Wednesday 28 January 2015

And now for something completely different

I'm scared, because my next objective is to use all the sequences I have collected so far from all three genes to make a proper tree, with a root and molecular clock. This is quite exciting, because although I have been playing around making little trees, I haven't yet done it properly. But it's also scary because what if nothing makes sense? What if the program I am using (BEAST (Bayesian Evolutionary Analysis by Sampling Trees), specifically *BEAST) doesn't work on my data? I have had that problem with countless programs and data before: it works beautifully on the example data, but not on my data. A crushing disappointment similar to when you test-drive a car and it runs beautifully, but then when you take it home it blows a head gasket. There are always solutions, but they take many long and tedious hours of removing extra spaces, inserting brackets and dots, and trying capital letters instead of lower-case letters to see if any of those work.

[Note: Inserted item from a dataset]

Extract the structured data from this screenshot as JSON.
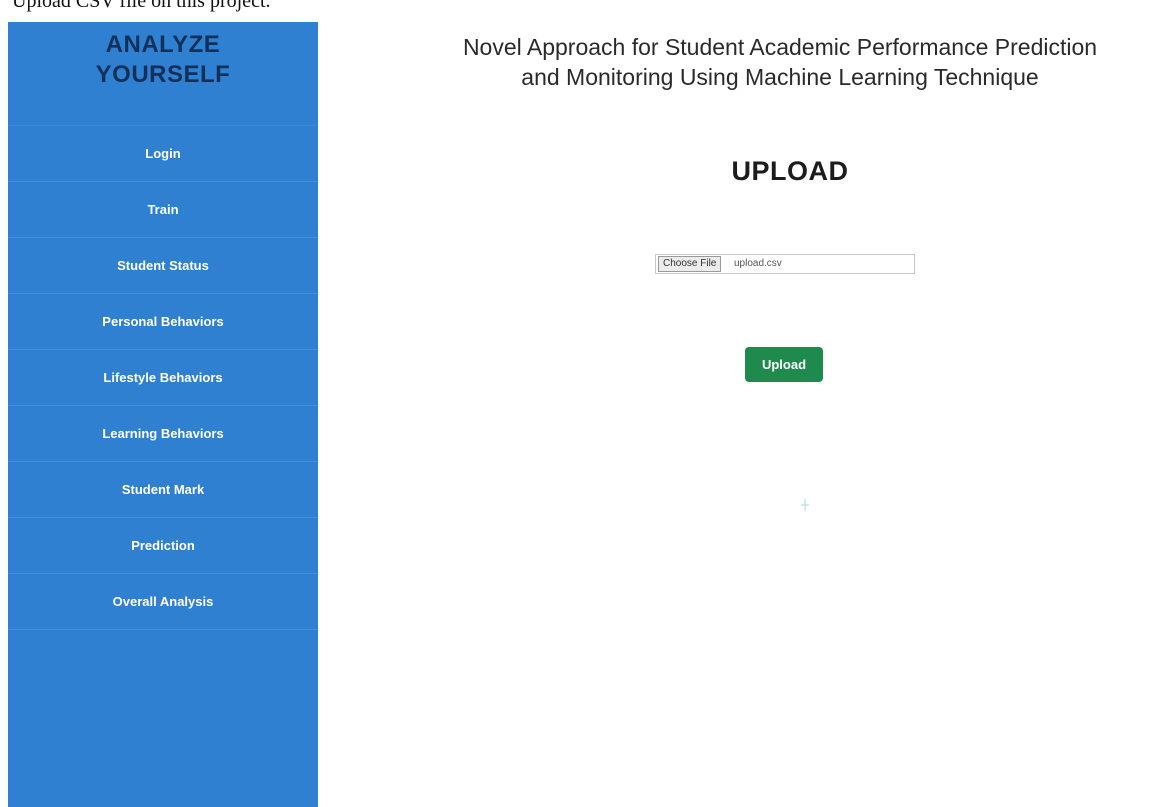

For the last few days I have been swept up in the completely random and unpredictable science of ecology. In particular, we (myself and my field technician) have been sampling Cantuaria habitat to see if soil moisture, soil grain size, and a bunch of other factors affect the range and positioning of populations. We've also been trying to gauge the size and range of the populations using adaptive cluster sampling (ACS), which is one of the most tedious ecological sampling techniques out there, but it's also pretty good. Basically, you decide on an area large enough to contain a few burrows (I chose a 2m X 2m square). You start off in an area with burrows, mark that there are burrows and the number of them (and other stuff you're interested in), and then move onto another area the same size but to the right of the square you've just covered and repeat the process. Then you do the same to the left of the first square, and above it and below it. If, on any of these surrounding squares, you find a burrow, you then have to sample squares above, below, and beside that square. So you can find that on two sides of one square there are no burrows, and get your hopes up and think you can now go home after friggin hours of measuring out squares and looking for burrows, but then you look in the third square and there's one burrow there so you have to look in another three bloody squares. It's a good way of finding the edges of a population, but it's also a good way of making yourself wish the populations were a little bit smaller.

Also, the day that we put out some data loggers to collect temperature and humidity data about the habitat, some cattle got into the reserve and trampled everything and destroyed burrows and pulled out probes that we'd put into burrows to see if the temperature and humidity differed in burrows as opposed to in the surrounding soil. Yet another reason that cattle should not be in NZ.

Anyway, I'd better get on and begin the process of trying to begin the process of hopefully maybe beginning to make a tree. I'll let you know how it goes.